Polysialsäure ist bisher nur bei Wirbeltieren und hier nur im Zusammenhang mit NCAM beschrieben worden. Damit scheint dieser Mechanismus der Defaszikulierung von Axonbündeln eine relativ neue Erfindung der Evolution zu sein. Es muß daher noch andere Mechanismen geben. Bei Drosophila ist die genetische Analyse eines konkreten Fallbeispiels durch Goodman und Mitarbeiter weit fortgeschritten. Fasciclin II (Fas II) wird auf allen Motoneuronen exprimiert und ist für deren Faszikulation notwendig. Der segmentale (SNb) und intersegmentale Nerv (ISN) bilden über einen kurzen Abschnitt ein gemeinsames Bündel. Die Axone des SNb-Nervs lösen sich dann jedoch von denen des ISN und projizieren zu ihrem Muskel (Abb. 34-49). Überexpression von Fas II kann die Defaszikulierung unterbinden. Es wurden fünf Gene identifiziert, deren Ausfall zum gleichen Ergebnis führt, deren Produkte also potentielle negative Regulatoren der Fas II vermittelten Adhäsion sind. Drei dieser Gene codieren für Rezeptorphosphotyrosinphosphatasen (RPTP): Dlar, DPTP69D und DPTP99A und eines, beaten path (beat) , für das von den Motoneuronen sezernierte Beat-Protein. Beat ist für die Verminderung der Fas II vermittelten Adhäsion zwischen SNb- und ISN-Axonen am Verzweigungspunkt notwendig.

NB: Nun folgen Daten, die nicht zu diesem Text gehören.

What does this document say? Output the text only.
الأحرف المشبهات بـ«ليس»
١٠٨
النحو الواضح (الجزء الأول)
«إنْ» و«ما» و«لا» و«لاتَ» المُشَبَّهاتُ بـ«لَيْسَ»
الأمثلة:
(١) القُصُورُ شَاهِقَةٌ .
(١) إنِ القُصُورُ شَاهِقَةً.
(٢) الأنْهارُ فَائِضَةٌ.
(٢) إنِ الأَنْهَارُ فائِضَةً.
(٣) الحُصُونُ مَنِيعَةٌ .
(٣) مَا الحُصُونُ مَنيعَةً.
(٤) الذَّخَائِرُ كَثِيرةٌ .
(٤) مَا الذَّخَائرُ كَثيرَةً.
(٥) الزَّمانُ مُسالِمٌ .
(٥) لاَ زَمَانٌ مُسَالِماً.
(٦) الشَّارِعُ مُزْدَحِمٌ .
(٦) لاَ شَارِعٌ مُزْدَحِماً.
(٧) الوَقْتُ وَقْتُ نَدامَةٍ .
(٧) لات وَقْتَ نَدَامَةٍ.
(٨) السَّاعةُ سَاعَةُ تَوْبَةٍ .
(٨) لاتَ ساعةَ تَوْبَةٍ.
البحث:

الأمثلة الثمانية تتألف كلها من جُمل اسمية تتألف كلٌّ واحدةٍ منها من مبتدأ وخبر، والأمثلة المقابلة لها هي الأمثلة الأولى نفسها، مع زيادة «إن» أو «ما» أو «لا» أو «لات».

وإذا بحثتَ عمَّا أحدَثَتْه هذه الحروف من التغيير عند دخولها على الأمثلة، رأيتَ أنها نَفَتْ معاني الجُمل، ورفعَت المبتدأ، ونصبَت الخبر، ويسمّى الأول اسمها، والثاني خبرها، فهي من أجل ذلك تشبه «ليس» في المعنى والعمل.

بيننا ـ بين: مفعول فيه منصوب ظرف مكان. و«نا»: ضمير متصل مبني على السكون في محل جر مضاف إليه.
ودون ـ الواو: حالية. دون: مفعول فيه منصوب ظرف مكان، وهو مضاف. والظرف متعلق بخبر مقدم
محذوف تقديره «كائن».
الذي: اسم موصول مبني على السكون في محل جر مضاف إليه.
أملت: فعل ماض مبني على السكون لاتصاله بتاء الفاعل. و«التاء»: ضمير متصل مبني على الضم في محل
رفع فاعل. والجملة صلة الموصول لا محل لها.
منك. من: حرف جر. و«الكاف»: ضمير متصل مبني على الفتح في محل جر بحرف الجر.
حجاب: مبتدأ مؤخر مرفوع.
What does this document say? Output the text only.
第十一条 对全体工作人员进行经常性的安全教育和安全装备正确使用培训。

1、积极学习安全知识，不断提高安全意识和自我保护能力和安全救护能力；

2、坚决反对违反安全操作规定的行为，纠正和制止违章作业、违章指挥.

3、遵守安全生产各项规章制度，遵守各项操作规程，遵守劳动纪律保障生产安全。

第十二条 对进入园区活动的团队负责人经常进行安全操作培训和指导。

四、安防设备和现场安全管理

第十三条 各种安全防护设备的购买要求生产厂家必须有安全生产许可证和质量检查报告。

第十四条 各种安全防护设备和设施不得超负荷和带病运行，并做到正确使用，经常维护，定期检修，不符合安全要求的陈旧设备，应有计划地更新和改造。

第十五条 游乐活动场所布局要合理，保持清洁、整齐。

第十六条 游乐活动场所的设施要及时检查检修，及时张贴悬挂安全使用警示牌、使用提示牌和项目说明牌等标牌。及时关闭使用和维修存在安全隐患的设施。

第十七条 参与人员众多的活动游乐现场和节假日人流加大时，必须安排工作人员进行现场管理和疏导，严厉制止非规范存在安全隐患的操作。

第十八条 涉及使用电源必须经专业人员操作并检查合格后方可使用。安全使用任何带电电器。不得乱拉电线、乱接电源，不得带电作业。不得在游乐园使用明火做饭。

Strukturell weist das sezernierte Beat-Protein Ähnlichkeit zu Mitgliedern der Ig-Superfamilie auf. Damit besteht die Möglichkeit, daß es einen kompetitiven Inhibitor der homophilen Fas-II-Interaktion darstellt.

Voraussetzung für die zeitliche Regulation von Zelladhäsionsmolekülen ist sowohl ein rascher Abbau der mRNAs als auch ein hoher Protein-Turnover. Beides läßt sich in vivo und in vitro nachweisen. Ursache für diesen schnellen Abbau ist oft eine PEST-Sequenz (reich an Prolin, Glutamin, Serin, Threonin) in der cytoplasmatischen Domäne. PEST-Sequenzen werden in zahlreichen Zelladhäsionsmolekülen nachgewiesen, die in der Entwicklung dynamisch reguliert werden.